I guess it is obvious to all involved, but the transpose can be avoided and in C++ the +./ can be terminated if one true bit is found.

Are the value ranges of X1 and X2 limited in some way? If not, a lookup table for X2 would be too big. /Erling


On 2016-10-14 05:22, Michal Dobrogost wrote:
Thanks Mike!

I'm scared of diving off the deep end here, nevertheless, what you describe
is exactly how I solve "one side" of the problem (in C++, J is doing the
design work for now. A pipe dream would be to write my own mini-J-to-C
compiler with only the operations required here - thus the desire to
minimize the number of different operations used).

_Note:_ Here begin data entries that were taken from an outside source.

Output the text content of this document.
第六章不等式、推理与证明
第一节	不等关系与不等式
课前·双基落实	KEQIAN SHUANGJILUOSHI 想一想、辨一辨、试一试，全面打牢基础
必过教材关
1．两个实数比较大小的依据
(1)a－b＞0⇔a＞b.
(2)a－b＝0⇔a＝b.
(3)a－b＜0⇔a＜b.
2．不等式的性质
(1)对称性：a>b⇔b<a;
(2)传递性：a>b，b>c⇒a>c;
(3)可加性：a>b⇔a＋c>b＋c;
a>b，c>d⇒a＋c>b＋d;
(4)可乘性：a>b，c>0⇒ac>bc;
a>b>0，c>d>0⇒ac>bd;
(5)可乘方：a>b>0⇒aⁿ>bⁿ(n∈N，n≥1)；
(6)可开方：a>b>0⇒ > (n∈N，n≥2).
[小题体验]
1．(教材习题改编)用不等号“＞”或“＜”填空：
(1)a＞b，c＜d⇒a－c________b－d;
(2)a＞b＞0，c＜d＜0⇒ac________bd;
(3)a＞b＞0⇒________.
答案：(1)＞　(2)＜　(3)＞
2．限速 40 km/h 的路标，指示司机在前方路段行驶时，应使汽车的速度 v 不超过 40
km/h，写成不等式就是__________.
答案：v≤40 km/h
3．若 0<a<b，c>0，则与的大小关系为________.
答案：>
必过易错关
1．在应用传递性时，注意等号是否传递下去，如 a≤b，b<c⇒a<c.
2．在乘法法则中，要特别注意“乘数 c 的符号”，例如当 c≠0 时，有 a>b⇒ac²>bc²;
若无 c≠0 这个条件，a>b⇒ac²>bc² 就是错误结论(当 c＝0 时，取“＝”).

So in the full problem we have:

17      = $X1
1024    = $X2
17 1024 = $Y

and we want to compute both X1 (+./@:*.) Y and X2 (+./@:*.) |:Y many many
times with Y being static.

For X2 your approach works great, however for X1 it's better to take
advantage of the bit-level parallelism (like you demonstrated for X2) which
on modern SIMD machines can be 256 bits (or even 512 on the latest and
greatest). I guess in J my suggested non-LUT approach for X1 would go
something like:

    Y=. 1 > ? 17 1024 $ 10
    X=. ? 17 $ 2

    YDense=. _32 #.\"1 Y
    ResultDense=. X ((23 b.)/ @: *) YDense
    Result=. , #: ResultDense

    NB. Everything checks out
    ~. Result = (X (+./@:*.) Y)
1

For X1, the LUT version of ((0~:(17 b.))&(#.@|:) requires 1024 ANDs, 1024
compares and then 1024 of the associated bit shuffling operations to get
those results into contiguous register values.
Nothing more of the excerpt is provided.